Management should review the distribution and delivery model to understand structural gaps and evaluate other levers, such as supply planning and network optimization, to reduce overall logistics spend.

Sales and marketing

As a critical part of the divestiture process, a revised go-to-market strategy and differentiated value proposition should be defined for the new company’s customer base. This will require a clear articulating of what markets, channels, products, and services are key to the business for both internal and external customers. Some products may not fit in the new go-to-market approach, so it will be imperative to prioritize specific customer segments and define strategy based on them. Companies should develop and execute brand strategy and awareness through traditional marketing, social media, and other established processes. The sales and marketing group should also focus on providing a smooth customer experience throughout the transition and minimizing the impact of divestiture on customers.

It is also important to ensure that the sales organization is well positioned to enable the new go-to-market strategy, which may require organizational design changes. Roles and responsibilities for customer relationships and geographic coverage should also be clearly documented. The company should ensure that incentive plans for sales reps as well as account managers are aligned to the overall strategic goals.

It is crucial for the new company to review its existing contracts as they may have to be renegotiated. Often, legacy contracts are negotiated on volume discounts that may have to be reconsidered, and some of the customers may need to be requalified. This may require the company to renegotiate a large number of contracts in a short period of time. To mitigate this risk, the new company should start with higher-risk contracts first and consider leveraging third party services for legal and credit reporting services. Similarly, product pricing may experience downward pressure due to a more limited product portfolio and less scale in bargaining power. The new company should consider sales promotions along with evidence-based market analysis to refine its pricing practices.

Companies should also review the need for different CRM software that can track leads, opportunities, and wins effectively.

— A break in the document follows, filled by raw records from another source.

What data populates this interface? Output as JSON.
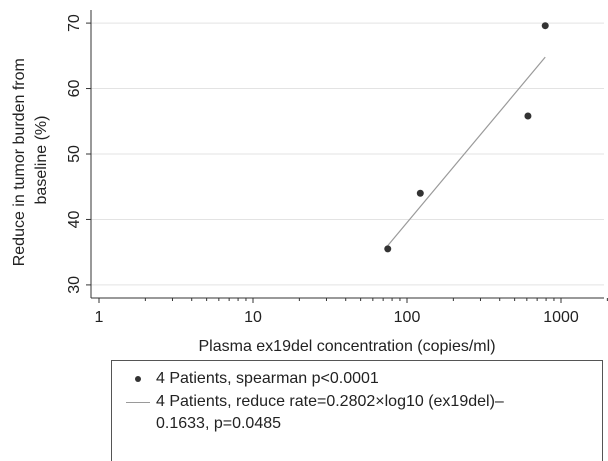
{
  "chart_data": {
    "type": "scatter",
    "xscale": "log10",
    "xlim": [
      1,
      2000
    ],
    "ylim": [
      28,
      72
    ],
    "xticks": [
      1,
      10,
      100,
      1000
    ],
    "xticklabels": [
      "1",
      "10",
      "100",
      "1000"
    ],
    "yticks": [
      30,
      40,
      50,
      60,
      70
    ],
    "yticklabels": [
      "30",
      "40",
      "50",
      "60",
      "70"
    ],
    "xlabel": "Plasma ex19del concentration (copies/ml)",
    "ylabel": "Reduce in tumor burden from baseline (%)",
    "ylabel_lines": [
      "Reduce in tumor burden from",
      "baseline (%)"
    ],
    "grid": "horizontal",
    "legend_position": "bottom",
    "series": [
      {
        "name": "4 Patients, spearman p<0.0001",
        "kind": "scatter",
        "color": "#333333",
        "points": [
          {
            "x": 75,
            "y": 35.5
          },
          {
            "x": 122,
            "y": 44.0
          },
          {
            "x": 610,
            "y": 55.8
          },
          {
            "x": 790,
            "y": 69.6
          }
        ]
      },
      {
        "name": "4 Patients, reduce rate=0.2802×log10 (ex19del)–0.1633, p=0.0485",
        "kind": "line",
        "color": "#9a9a9a",
        "points": [
          {
            "x": 75,
            "y": 36.0
          },
          {
            "x": 790,
            "y": 64.8
          }
        ]
      }
    ]
  },
  "legend": {
    "entries": [
      {
        "label_lines": [
          "4 Patients, spearman p<0.0001"
        ]
      },
      {
        "label_lines": [
          "4 Patients, reduce rate=0.2802×log10 (ex19del)–",
          "0.1633, p=0.0485"
        ]
      }
    ]
  }
}
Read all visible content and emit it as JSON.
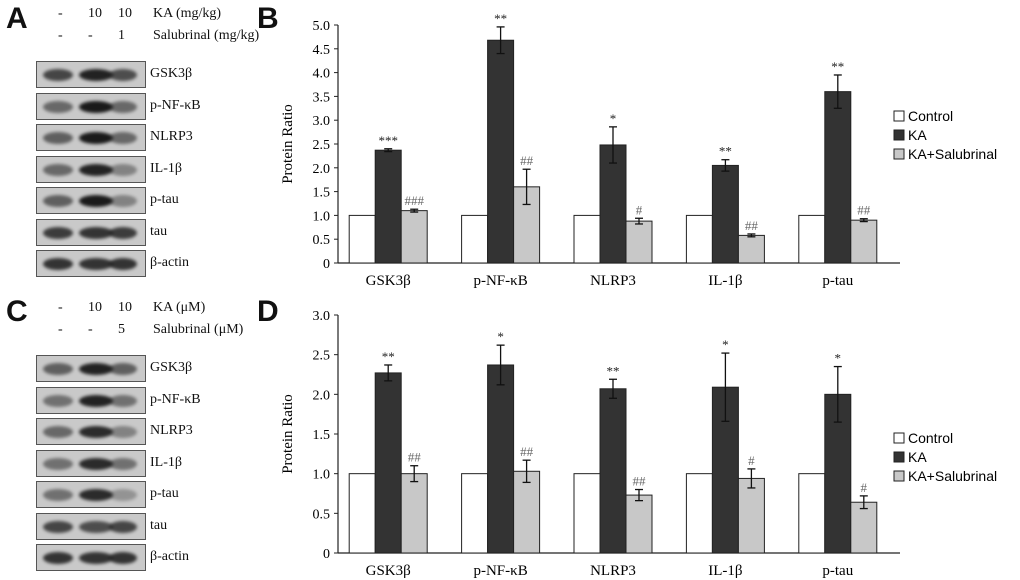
{
  "panels": {
    "a": {
      "letter": "A",
      "lanes": [
        {
          "ka": "-",
          "sal": "-"
        },
        {
          "ka": "10",
          "sal": "-"
        },
        {
          "ka": "10",
          "sal": "1"
        }
      ],
      "ka_label": "KA (mg/kg)",
      "sal_label": "Salubrinal (mg/kg)",
      "rows": [
        {
          "label": "GSK3β",
          "bands": [
            0.75,
            0.95,
            0.7
          ]
        },
        {
          "label": "p-NF-κB",
          "bands": [
            0.55,
            1.0,
            0.55
          ]
        },
        {
          "label": "NLRP3",
          "bands": [
            0.6,
            1.0,
            0.55
          ]
        },
        {
          "label": "IL-1β",
          "bands": [
            0.55,
            0.95,
            0.4
          ]
        },
        {
          "label": "p-tau",
          "bands": [
            0.6,
            1.0,
            0.4
          ]
        },
        {
          "label": "tau",
          "bands": [
            0.8,
            0.85,
            0.8
          ]
        },
        {
          "label": "β-actin",
          "bands": [
            0.85,
            0.85,
            0.85
          ]
        }
      ]
    },
    "c": {
      "letter": "C",
      "lanes": [
        {
          "ka": "-",
          "sal": "-"
        },
        {
          "ka": "10",
          "sal": "-"
        },
        {
          "ka": "10",
          "sal": "5"
        }
      ],
      "ka_label": "KA (μM)",
      "sal_label": "Salubrinal (μM)",
      "rows": [
        {
          "label": "GSK3β",
          "bands": [
            0.6,
            0.95,
            0.6
          ]
        },
        {
          "label": "p-NF-κB",
          "bands": [
            0.5,
            0.95,
            0.5
          ]
        },
        {
          "label": "NLRP3",
          "bands": [
            0.55,
            0.9,
            0.4
          ]
        },
        {
          "label": "IL-1β",
          "bands": [
            0.5,
            0.9,
            0.5
          ]
        },
        {
          "label": "p-tau",
          "bands": [
            0.5,
            0.9,
            0.3
          ]
        },
        {
          "label": "tau",
          "bands": [
            0.75,
            0.7,
            0.75
          ]
        },
        {
          "label": "β-actin",
          "bands": [
            0.85,
            0.85,
            0.85
          ]
        }
      ]
    }
  },
  "colors": {
    "control": "#ffffff",
    "ka": "#333333",
    "ka_salubrinal": "#c8c8c8",
    "axis": "#222222"
  },
  "chart_data": [
    {
      "id": "B",
      "letter": "B",
      "type": "bar",
      "ylabel": "Protein Ratio",
      "xlabel": "",
      "ylim": [
        0,
        5.0
      ],
      "yticks": [
        "0",
        "0.5",
        "1.0",
        "1.5",
        "2.0",
        "2.5",
        "3.0",
        "3.5",
        "4.0",
        "4.5",
        "5.0"
      ],
      "categories": [
        "GSK3β",
        "p-NF-κB",
        "NLRP3",
        "IL-1β",
        "p-tau"
      ],
      "legend_position": "right",
      "series": [
        {
          "name": "Control",
          "values": [
            1.0,
            1.0,
            1.0,
            1.0,
            1.0
          ],
          "errors": [
            0,
            0,
            0,
            0,
            0
          ],
          "labels": [
            "",
            "",
            "",
            "",
            ""
          ]
        },
        {
          "name": "KA",
          "values": [
            2.37,
            4.68,
            2.48,
            2.05,
            3.6
          ],
          "errors": [
            0.03,
            0.28,
            0.38,
            0.12,
            0.35
          ],
          "labels": [
            "***",
            "**",
            "*",
            "**",
            "**"
          ]
        },
        {
          "name": "KA+Salubrinal",
          "values": [
            1.1,
            1.6,
            0.88,
            0.58,
            0.9
          ],
          "errors": [
            0.03,
            0.37,
            0.06,
            0.03,
            0.03
          ],
          "labels": [
            "###",
            "##",
            "#",
            "##",
            "##"
          ]
        }
      ]
    },
    {
      "id": "D",
      "letter": "D",
      "type": "bar",
      "ylabel": "Protein Ratio",
      "xlabel": "",
      "ylim": [
        0,
        3.0
      ],
      "yticks": [
        "0",
        "0.5",
        "1.0",
        "1.5",
        "2.0",
        "2.5",
        "3.0"
      ],
      "categories": [
        "GSK3β",
        "p-NF-κB",
        "NLRP3",
        "IL-1β",
        "p-tau"
      ],
      "legend_position": "right",
      "series": [
        {
          "name": "Control",
          "values": [
            1.0,
            1.0,
            1.0,
            1.0,
            1.0
          ],
          "errors": [
            0,
            0,
            0,
            0,
            0
          ],
          "labels": [
            "",
            "",
            "",
            "",
            ""
          ]
        },
        {
          "name": "KA",
          "values": [
            2.27,
            2.37,
            2.07,
            2.09,
            2.0
          ],
          "errors": [
            0.1,
            0.25,
            0.12,
            0.43,
            0.35
          ],
          "labels": [
            "**",
            "*",
            "**",
            "*",
            "*"
          ]
        },
        {
          "name": "KA+Salubrinal",
          "values": [
            1.0,
            1.03,
            0.73,
            0.94,
            0.64
          ],
          "errors": [
            0.1,
            0.14,
            0.07,
            0.12,
            0.08
          ],
          "labels": [
            "##",
            "##",
            "##",
            "#",
            "#"
          ]
        }
      ]
    }
  ]
}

Any change will require the complete migration of all relevant customer data and related attributes into the new software.

Technology and data

The technology workstream can be complex during a divestiture. IT due diligence is conducted to facilitate the creation of a 100-day roadmap in line with the TSA requirements. This roadmap consists of multiple sub-streams that cover standalone running costs of the carved-out entity, including the underlying infrastructure/data center, maintenance of existing production systems, and additional costs for implementing new systems that were not part of the transition from the parent company. A detailed plan for transition governance is important to succeed in day-one standup as well as to articulate clear accountability and operational readiness. Third-party licensing for IT systems and platforms needs to have a clear separation from the parent company. Clearly define ownership of physical IT equipment and servers. Active directory migration for the carved-out company should be complete, and the disaster recovery plan should be clearly articulated prior to day one. Access to historical financial and operational data will be key for future reporting and business analysis.


Divesting a business is complicated and time intensive. Many aspects of the divestiture can be difficult to implement due to changes in business processes, the addition of new staff, employee morale, or bandwidth issues. New hires will need time to learn the business and understand their role in the transition plan. The key to a successful carve-out is a clear separation plan, including adequate transition governance, that will serve as the foundation for a seamless transition and standup. Management must keep up the momentum throughout the transition, which will benefit all stakeholders and prevent organizational change fatigue.